Out of the rancor, and spawned in part by it, there arose several important logical developments…Zermelo’s axiomatization of set theory (1908a) … that was followed two years later by the first volume of Principia Mathematica … in which Russell and Whitehead showed how, via the theory of types, much of arithmetic could be developed by logicist means (Dawson p. 49)

Brouwer reduced the debate to the use of proofs designed from “negative” or “non-existence” versus “constructive” proof:

According to Brouwer, a statement that an object exists having a given property means that, and is only proved, when a method is known which in principle at least will enable such an object to be found or constructed…

Hilbert naturally disagreed.

“pure existence proofs have been the most important landmarks in the historical development of our science,” he maintained. (Reid p. 155)

Brouwer … refused to accept the logical principle of the excluded middle… His argument was the following:

“Suppose that A is the statement “There exists a member of the set S having the property P.” If the set is finite, it is possible—in principle—to examine each member of S and determine whether there is a member of S with the property P or that every member of S lacks the property P. For finite sets, therefore, Brouwer accepted the principle of the excluded middle as valid. He refused to accept it for infinite sets because if the set S is infinite, we cannot—even in principle—examine each member of the set.

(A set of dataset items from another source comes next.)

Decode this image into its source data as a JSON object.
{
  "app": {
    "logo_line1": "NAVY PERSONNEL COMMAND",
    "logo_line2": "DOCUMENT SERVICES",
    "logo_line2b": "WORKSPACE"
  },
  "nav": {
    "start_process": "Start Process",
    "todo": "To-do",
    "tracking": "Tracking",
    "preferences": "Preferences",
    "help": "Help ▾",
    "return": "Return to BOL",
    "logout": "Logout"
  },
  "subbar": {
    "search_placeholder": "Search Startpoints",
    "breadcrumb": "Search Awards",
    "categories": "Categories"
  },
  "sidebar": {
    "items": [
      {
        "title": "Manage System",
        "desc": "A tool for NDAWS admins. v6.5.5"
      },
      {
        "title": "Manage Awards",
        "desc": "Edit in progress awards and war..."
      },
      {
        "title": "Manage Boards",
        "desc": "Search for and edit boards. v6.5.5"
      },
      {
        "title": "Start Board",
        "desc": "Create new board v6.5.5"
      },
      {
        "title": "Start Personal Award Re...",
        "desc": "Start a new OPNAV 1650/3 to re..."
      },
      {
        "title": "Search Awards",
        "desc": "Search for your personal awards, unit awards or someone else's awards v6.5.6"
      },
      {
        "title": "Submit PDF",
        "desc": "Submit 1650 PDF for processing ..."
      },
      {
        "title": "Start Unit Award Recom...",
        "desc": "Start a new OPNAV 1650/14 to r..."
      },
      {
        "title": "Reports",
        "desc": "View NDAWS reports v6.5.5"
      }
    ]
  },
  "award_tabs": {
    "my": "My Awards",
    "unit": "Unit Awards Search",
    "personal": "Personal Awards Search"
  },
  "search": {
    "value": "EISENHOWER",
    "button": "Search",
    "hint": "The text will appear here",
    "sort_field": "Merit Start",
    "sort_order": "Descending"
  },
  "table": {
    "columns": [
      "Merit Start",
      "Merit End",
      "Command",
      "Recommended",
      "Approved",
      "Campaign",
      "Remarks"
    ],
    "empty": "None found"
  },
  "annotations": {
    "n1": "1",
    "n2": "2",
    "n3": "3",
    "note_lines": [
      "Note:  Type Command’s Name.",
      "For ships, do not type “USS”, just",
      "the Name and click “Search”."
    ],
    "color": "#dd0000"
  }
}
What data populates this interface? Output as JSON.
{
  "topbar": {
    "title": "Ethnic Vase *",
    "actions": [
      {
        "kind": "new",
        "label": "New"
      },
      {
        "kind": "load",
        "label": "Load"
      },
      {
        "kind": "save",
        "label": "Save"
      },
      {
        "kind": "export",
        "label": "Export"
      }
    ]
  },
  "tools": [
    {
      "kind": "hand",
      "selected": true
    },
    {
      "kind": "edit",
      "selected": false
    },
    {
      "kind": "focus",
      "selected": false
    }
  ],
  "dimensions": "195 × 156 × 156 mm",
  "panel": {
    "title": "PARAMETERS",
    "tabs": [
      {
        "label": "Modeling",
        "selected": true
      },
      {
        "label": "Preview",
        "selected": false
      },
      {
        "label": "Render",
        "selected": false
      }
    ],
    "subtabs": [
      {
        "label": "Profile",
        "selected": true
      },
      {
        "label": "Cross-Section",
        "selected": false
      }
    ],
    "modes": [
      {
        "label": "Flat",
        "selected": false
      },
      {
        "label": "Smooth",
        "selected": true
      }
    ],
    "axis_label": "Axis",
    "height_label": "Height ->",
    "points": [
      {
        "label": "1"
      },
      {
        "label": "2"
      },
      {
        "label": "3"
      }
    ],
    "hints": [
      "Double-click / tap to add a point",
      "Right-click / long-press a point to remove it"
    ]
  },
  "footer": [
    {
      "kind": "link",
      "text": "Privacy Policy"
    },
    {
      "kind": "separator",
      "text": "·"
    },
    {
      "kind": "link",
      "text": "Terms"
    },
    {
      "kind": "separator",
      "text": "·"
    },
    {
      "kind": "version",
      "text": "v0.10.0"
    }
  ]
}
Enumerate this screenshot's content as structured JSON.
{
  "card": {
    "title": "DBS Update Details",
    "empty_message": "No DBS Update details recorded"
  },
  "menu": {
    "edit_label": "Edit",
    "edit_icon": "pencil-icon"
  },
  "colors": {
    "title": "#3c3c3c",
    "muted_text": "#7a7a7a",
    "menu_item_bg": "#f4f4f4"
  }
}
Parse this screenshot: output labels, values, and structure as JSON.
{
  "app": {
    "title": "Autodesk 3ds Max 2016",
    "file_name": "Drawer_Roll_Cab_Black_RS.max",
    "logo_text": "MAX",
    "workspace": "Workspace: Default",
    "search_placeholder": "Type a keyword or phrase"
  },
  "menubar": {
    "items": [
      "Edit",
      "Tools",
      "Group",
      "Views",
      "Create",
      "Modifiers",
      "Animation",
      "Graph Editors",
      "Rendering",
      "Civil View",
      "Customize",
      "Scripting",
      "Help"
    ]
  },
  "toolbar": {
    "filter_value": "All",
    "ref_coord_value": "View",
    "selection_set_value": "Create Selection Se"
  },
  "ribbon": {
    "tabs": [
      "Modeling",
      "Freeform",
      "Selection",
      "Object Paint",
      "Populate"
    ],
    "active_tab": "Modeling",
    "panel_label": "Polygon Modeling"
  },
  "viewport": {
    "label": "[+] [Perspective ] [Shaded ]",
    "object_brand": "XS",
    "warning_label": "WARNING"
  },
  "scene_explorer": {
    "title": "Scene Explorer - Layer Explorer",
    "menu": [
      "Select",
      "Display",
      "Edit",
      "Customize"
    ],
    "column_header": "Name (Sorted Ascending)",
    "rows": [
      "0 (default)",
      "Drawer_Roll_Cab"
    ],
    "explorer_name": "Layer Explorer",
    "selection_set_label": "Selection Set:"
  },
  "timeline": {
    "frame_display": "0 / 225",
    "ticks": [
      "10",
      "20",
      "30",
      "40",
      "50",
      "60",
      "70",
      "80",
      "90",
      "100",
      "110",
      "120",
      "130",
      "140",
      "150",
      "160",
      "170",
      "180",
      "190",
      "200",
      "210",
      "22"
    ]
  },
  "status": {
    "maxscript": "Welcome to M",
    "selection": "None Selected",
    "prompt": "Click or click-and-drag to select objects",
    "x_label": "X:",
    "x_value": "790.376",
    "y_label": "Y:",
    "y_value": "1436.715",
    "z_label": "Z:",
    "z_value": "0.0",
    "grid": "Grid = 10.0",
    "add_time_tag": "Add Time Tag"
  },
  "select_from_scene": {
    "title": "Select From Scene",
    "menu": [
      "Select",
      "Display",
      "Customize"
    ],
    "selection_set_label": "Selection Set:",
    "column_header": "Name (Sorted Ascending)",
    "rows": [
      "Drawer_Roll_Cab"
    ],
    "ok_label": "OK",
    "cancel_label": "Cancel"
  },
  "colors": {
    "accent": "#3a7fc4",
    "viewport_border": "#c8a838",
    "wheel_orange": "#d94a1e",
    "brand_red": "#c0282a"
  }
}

If, during the course of our examination, we find a member of the set with the property P, the first alternative is substantiated; but if we never find such a member, the second alternative is still not substantiated.

Since mathematical theorems are often proved by establishing that the negation would involve us in a contradiction, this third possibility which Brouwer suggested would throw into question many of the mathematical statements currently accepted.

“Taking the Principle of the Excluded Middle from the mathematician,” Hilbert said, “is the same as … prohibiting the boxer the use of his fists.”

“The possible loss did not seem to bother Weyl… Brouwer’s program was the coming thing, he insisted to his friends in Zürich.” (Reid, p. 149)}}

In his lecture in 1941 at Yale and the subsequent paper Gödel proposed a solution: “that the negation of a universal proposition was to be understood as asserting the existence … of a counterexample” (Dawson, p. 157))

Gödel’s approach to the law of excluded middle was to assert that objections against “the use of ‘impredicative definitions'” “carried more weight” than “the law of excluded middle and related theorems of the propositional calculus” (Dawson p. 156). He proposed his “system Σ … and he concluded by mentioning several applications of his interpretation. Among them were a proof of the consistency with intuitionistic logic of the principle ~ (∀A: (A ∨ ~A)) (despite the inconsistency of the assumption ∃ A: ~ (A ∨ ~A)” (Dawson, p. 157)

The debate seemed to weaken: mathematicians, logicians and engineers continue to use the law of excluded middle (and double negation) in their daily work.